# Brewtroller?



## rockeye84 (26/4/14)

have any of you out there seen this? Looking to upgrade to a pc based control panel soon, this looks the goods. Any1 out there using or building a PC based brewhouse?
https://www.oscsys.com/projects/brewtroller


----------



## Mardoo (26/4/14)

There are a few folks on AHB using that. It looks...awesome. Search on brewtroller. I'd post links but there are a lot of them.


----------



## djar007 (26/4/14)

A few here use the brewtroller. Nice bit of gear. On the wish list.


----------



## NewtownClown (26/4/14)

http://aussiehomebrewer.com/index.php?s=0850864249739bd03dbfd0e964fad39a&app=googlecse#gsc.tab=0&gsc.q=Brewtroller


----------



## MastersBrewery (26/4/14)

brewtroller is top draw though does require a fairly steep learning curve, the pay off is you can control everything, it's the only system to include level sensing, for volume in vessels. The next step down, or sideways, is the BCS460/BCS462, the setup is a little easier, and the web interface is top notch, it will do most things but not level sensing.
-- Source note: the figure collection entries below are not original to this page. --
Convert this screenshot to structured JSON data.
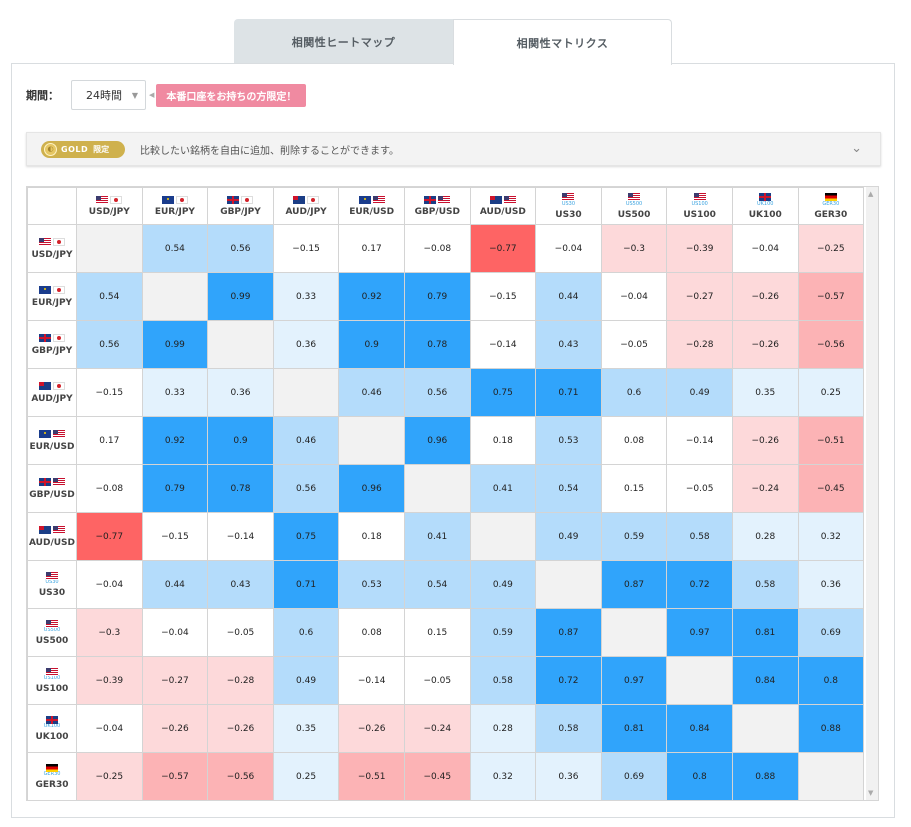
{
  "tabs": [
    {
      "label": "相関性ヒートマップ",
      "active": false
    },
    {
      "label": "相関性マトリクス",
      "active": true
    }
  ],
  "period": {
    "label": "期間：",
    "value": "24時間"
  },
  "notice": "本番口座をお持ちの方限定！",
  "gold": {
    "badge": "GOLD",
    "badge_suffix": "限定",
    "description": "比較したい銘柄を自由に追加、削除することができます。"
  },
  "matrix": {
    "symbols": [
      {
        "name": "USD/JPY",
        "flags": [
          "us",
          "jp"
        ],
        "tag": ""
      },
      {
        "name": "EUR/JPY",
        "flags": [
          "eu",
          "jp"
        ],
        "tag": ""
      },
      {
        "name": "GBP/JPY",
        "flags": [
          "gb",
          "jp"
        ],
        "tag": ""
      },
      {
        "name": "AUD/JPY",
        "flags": [
          "au",
          "jp"
        ],
        "tag": ""
      },
      {
        "name": "EUR/USD",
        "flags": [
          "eu",
          "us"
        ],
        "tag": ""
      },
      {
        "name": "GBP/USD",
        "flags": [
          "gb",
          "us"
        ],
        "tag": ""
      },
      {
        "name": "AUD/USD",
        "flags": [
          "au",
          "us"
        ],
        "tag": ""
      },
      {
        "name": "US30",
        "flags": [
          "us"
        ],
        "tag": "US30"
      },
      {
        "name": "US500",
        "flags": [
          "us"
        ],
        "tag": "US500"
      },
      {
        "name": "US100",
        "flags": [
          "us"
        ],
        "tag": "US100"
      },
      {
        "name": "UK100",
        "flags": [
          "gb"
        ],
        "tag": "UK100"
      },
      {
        "name": "GER30",
        "flags": [
          "de"
        ],
        "tag": "GER30"
      }
    ],
    "values": [
      [
        null,
        "0.54",
        "0.56",
        "-0.15",
        "0.17",
        "-0.08",
        "-0.77",
        "-0.04",
        "-0.3",
        "-0.39",
        "-0.04",
        "-0.25"
      ],
      [
        "0.54",
        null,
        "0.99",
        "0.33",
        "0.92",
        "0.79",
        "-0.15",
        "0.44",
        "-0.04",
        "-0.27",
        "-0.26",
        "-0.57"
      ],
      [
        "0.56",
        "0.99",
        null,
        "0.36",
        "0.9",
        "0.78",
        "-0.14",
        "0.43",
        "-0.05",
        "-0.28",
        "-0.26",
        "-0.56"
      ],
      [
        "-0.15",
        "0.33",
        "0.36",
        null,
        "0.46",
        "0.56",
        "0.75",
        "0.71",
        "0.6",
        "0.49",
        "0.35",
        "0.25"
      ],
      [
        "0.17",
        "0.92",
        "0.9",
        "0.46",
        null,
        "0.96",
        "0.18",
        "0.53",
        "0.08",
        "-0.14",
        "-0.26",
        "-0.51"
      ],
      [
        "-0.08",
        "0.79",
        "0.78",
        "0.56",
        "0.96",
        null,
        "0.41",
        "0.54",
        "0.15",
        "-0.05",
        "-0.24",
        "-0.45"
      ],
      [
        "-0.77",
        "-0.15",
        "-0.14",
        "0.75",
        "0.18",
        "0.41",
        null,
        "0.49",
        "0.59",
        "0.58",
        "0.28",
        "0.32"
      ],
      [
        "-0.04",
        "0.44",
        "0.43",
        "0.71",
        "0.53",
        "0.54",
        "0.49",
        null,
        "0.87",
        "0.72",
        "0.58",
        "0.36"
      ],
      [
        "-0.3",
        "-0.04",
        "-0.05",
        "0.6",
        "0.08",
        "0.15",
        "0.59",
        "0.87",
        null,
        "0.97",
        "0.81",
        "0.69"
      ],
      [
        "-0.39",
        "-0.27",
        "-0.28",
        "0.49",
        "-0.14",
        "-0.05",
        "0.58",
        "0.72",
        "0.97",
        null,
        "0.84",
        "0.8"
      ],
      [
        "-0.04",
        "-0.26",
        "-0.26",
        "0.35",
        "-0.26",
        "-0.24",
        "0.28",
        "0.58",
        "0.81",
        "0.84",
        null,
        "0.88"
      ],
      [
        "-0.25",
        "-0.57",
        "-0.56",
        "0.25",
        "-0.51",
        "-0.45",
        "0.32",
        "0.36",
        "0.69",
        "0.8",
        "0.88",
        null
      ]
    ],
    "colors": {
      "strong_pos": "#30a4fb",
      "mid_pos": "#b4dcfb",
      "weak_pos": "#e3f2fd",
      "neutral": "#ffffff",
      "weak_neg": "#fdd9da",
      "mid_neg": "#fcb3b5",
      "strong_neg": "#fe6464",
      "diagonal": "#f2f2f2"
    }
  }
}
In the end it's personal preference both controllers are top of the line and comes down to just how far you want to automate the process.

MB


----------



## rockeye84 (26/4/14)

Well I'm an IT guy by trade, my electric brewery style panel is cool, but i think running it from a PC with remote access would be the ducks nuts. Would be cool to be able to login & switch on my brewery whilst at work so its good to go when i get home. I'm assuming you can run thru a pc with 18-20" touchscreen & interactive software?

I wouldn't consider the upgrade if you cant. I would rather my current control panel over the 2 line monochrome arduino style screen.

One more question, with all the automated valves & static tubing connected between, would it be a pain in the ass to clean out all your gear after you done brewing? I find all my silicon hoses easy to clean, my mash tun kettle etc, I just disconnect, take it out side for a quick hose out.


----------



## rockeye84 (26/4/14)

BCS460/2 looks the goods..


----------



## MastersBrewery (26/4/14)

Both allow remote access, and as far as cleaning goes, with static pipes for each function there will be more to clean, but hell it's programmable fill the HLT with PBW and set it on a cycle.
Obviously like every one else you would have to do a tear down periodically and give everything a good go over. If the PC with touch screen can hit a network then yes for both.

MB


----------